A Menards home improvement center won the necessary city land use approvals Tuesday evening for a nearly 190,000-square-foot store and outdoor lumber yard just east of the Home Depot at 31st and Iowa streets.
“This looks like a very good project to me, and I think it is a development that the city can support,” City Commissioner Mike Amyx said.
The approvals put the store on track to begin construction in 2014 and perhaps open by the spring of 2015, Tyler Edwards, a real estate representative for Menards, told commissioners.
A majority of city commissioners rejected concerns that the city’s retail market is being overbuilt and that the large new store would increase vacancy rates of existing retail development.
“I see the economy improving,” said City Commissioner Terry Riordan. “I think this is the time to allow this type of development to occur.”
City Commissioner Bob Schumm was the lone vote against the project. He expressed concerns that city residents' income hasn't grown enough in the past decade to give them more money to spend on retail. That causes him to worry that major new development will come at the expense of existing retailers.
“I have to be concerned with the entire city,” Schumm said.
The concerns were the same expressed by Kirk McClure, a Kansas University professor of urban planning and the only member of the public to speak against the project Tuesday night. The city’s planning staff also produced a report that raised questions about whether the city’s retail market is becoming overbuilt.
But commissioners and other staff members said they were seeing no signs on the ground, such as blighted retail areas, that would suggest the city’s retail market is over-saturated.
“I’m just not seeing the symptom that we’re trying to cure here,” City Manager David Corliss told commissioners.
Amyx said it was important to remember that McClure and others previously predicted that a new Wal-Mart on West Sixth Street would run a nearby Dillons store out of business. Instead, the Dillons store expanded.
“I obviously lost that immediate bet,” McClure said when challenged on the point by Amyx.

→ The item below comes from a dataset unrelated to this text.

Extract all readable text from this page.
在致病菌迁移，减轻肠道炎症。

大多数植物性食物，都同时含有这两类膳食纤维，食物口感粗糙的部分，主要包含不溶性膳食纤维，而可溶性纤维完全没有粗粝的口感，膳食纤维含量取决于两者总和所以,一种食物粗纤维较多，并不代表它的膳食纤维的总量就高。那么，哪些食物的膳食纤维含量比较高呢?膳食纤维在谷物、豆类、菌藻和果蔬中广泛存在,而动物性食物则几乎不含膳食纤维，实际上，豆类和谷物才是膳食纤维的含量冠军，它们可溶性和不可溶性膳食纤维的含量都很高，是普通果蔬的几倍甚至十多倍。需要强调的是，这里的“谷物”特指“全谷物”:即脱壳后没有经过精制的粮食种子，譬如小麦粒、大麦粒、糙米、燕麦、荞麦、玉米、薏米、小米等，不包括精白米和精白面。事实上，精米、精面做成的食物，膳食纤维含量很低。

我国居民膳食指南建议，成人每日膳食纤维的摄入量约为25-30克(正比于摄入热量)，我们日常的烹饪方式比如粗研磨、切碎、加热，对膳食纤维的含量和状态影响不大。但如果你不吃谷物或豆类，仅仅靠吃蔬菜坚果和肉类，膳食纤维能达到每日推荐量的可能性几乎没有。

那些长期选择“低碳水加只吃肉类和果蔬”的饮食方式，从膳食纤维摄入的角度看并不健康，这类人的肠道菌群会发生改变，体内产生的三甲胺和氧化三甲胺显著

Commissioners did, however, question the Menards official on why the company was not willing to locate on property already zoned for retail development. Edwards said the other sites in the city simply didn’t produce either the traffic or the visibility that the South Iowa Street corridor offered.
“When you do your shopping in Lawrence, you go down to South Iowa Street,” Edwards said.
In other business, commissioners unanimously agreed to temporarily relocate the city’s public transit hub to the 700 block of Vermont Street. The move is expected to take place in the next several weeks as construction begins on a new hotel in the Ninth and New Hampshire area, home of the current transit hub.
The hub likely will remain in the 700 block of Vermont, across from the library, for about a year, while the city looks for a permanent location.